Lorraine et moi n’avions pourtant rien à craindre de lui. Nous savions qu’il n’avait aucune animosité envers nous — au contraire, il commença à frotter son énorme tête contre moi, un ronronnement grave s’échappant de sa gorge.
En l’état, il était difficile de le voir autrement que comme un chat surdimensionné. Qui pourrait avoir peur de ça ?
« Peu importe le nombre de fois que je le vois, cela reste toujours aussi étrange… » murmura Lorraine en regardant le tigre se blottir contre moi.

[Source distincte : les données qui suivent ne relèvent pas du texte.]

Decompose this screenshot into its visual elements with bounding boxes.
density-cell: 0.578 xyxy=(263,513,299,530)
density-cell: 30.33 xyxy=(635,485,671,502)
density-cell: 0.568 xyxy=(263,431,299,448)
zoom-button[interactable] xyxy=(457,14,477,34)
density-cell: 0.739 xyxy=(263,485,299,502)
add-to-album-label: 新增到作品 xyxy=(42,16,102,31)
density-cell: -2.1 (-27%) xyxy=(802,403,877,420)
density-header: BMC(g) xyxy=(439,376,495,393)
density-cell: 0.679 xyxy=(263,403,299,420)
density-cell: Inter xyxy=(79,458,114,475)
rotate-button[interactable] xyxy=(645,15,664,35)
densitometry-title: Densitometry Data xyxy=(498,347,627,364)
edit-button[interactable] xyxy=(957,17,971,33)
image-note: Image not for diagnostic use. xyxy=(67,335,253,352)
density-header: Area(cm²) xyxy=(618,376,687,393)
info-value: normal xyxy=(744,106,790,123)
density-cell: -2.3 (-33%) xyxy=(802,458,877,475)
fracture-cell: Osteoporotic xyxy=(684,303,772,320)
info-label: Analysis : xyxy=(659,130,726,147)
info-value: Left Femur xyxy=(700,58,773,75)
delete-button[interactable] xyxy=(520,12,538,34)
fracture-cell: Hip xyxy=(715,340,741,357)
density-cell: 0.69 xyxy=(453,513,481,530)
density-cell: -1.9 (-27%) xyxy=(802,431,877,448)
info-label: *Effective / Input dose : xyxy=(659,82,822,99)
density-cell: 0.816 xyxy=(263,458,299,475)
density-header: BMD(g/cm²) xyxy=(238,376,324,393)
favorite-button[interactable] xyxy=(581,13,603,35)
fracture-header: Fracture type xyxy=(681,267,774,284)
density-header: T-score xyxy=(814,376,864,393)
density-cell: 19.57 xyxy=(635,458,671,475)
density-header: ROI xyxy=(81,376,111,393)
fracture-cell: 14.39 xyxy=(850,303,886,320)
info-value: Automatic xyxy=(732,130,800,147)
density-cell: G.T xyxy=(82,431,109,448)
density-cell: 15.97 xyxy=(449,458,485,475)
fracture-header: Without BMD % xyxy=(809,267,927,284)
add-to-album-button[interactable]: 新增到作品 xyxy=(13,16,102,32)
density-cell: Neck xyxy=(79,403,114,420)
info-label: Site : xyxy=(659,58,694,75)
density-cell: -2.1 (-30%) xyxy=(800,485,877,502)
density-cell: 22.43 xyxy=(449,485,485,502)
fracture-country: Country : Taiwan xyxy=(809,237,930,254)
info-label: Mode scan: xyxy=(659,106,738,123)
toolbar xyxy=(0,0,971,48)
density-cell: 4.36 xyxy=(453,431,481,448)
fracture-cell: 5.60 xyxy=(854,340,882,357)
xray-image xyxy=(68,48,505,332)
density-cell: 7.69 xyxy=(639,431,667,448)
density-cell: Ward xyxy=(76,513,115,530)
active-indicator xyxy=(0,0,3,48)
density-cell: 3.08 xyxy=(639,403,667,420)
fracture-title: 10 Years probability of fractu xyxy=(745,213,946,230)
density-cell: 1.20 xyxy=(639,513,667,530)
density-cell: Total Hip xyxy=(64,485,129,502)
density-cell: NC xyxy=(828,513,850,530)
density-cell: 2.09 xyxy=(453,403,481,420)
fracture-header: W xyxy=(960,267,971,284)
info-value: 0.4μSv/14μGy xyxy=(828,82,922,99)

« En général, ce n’est pas le genre de monstre qui est amical avec les humains », avais-je convenu. « Je me demande comment ils l’ont apprivoisé, dans les temps anciens. »
D’après Gharb, ce shakhor melekhnamer particulier ressentait un lien avec mon sang. En d’autres termes, il y a longtemps, des gens avaient trouvé le moyen de dresser des monstres à avoir de l’affection pour certaines familles.
Je ne savais pas exactement depuis combien de temps, mais cela signifiait-il qu’un shakhor melekhnamer pouvait vivre pendant plus d’un ou deux millénaires ? Ou bien avait-on fait en sorte que cette lignée de monstres réagisse à mon sang — c’est-à-dire celui du peuple d’Hathara — quelle que soit la génération ? Je doutais de pouvoir trouver une réponse à cette question.
Lorraine semblait penser de la même façon. « Tu pourrais écrire une thèse entière sur la réponse à cette question », dit-elle. « Mais pendant que tu y es, tu pourrais aussi en écrire une juste sur l’existence de ce shakhor melekhnamer. Révéler la méthode pour en apprivoiser un me semble être une mauvaise idée… »
« Ce traité s’envolerait des rayons », avais-je convenu. Je savais exactement ce qu’elle voulait dire en disant que c’était une mauvaise idée. « Tu aurais beaucoup de gens dangereux qui feraient tout ce qu’il faut pour l’attirer de leur côté. »
« Pourtant, voudrais-tu chercher la bagarre avec quelqu’un qui pourrait donner des ordres à un shakhor melekhnamer ? »
C’était un très bon point. « Tu as raison — mais il y a des gens qui pensent pouvoir se débrouiller s’il n’y a que le monstre tout seul. Peut-être même qu’ils amèneraient un aventurier de classe Mithril avec eux au cas où ça tournerait au combat. »
« Rien que d’y penser, c’est épuisant… Restons discrets sur le shakhor melekhnamer. Si nous ne l’avions pas dans les parages, nous serions vraiment dans le pétrin. »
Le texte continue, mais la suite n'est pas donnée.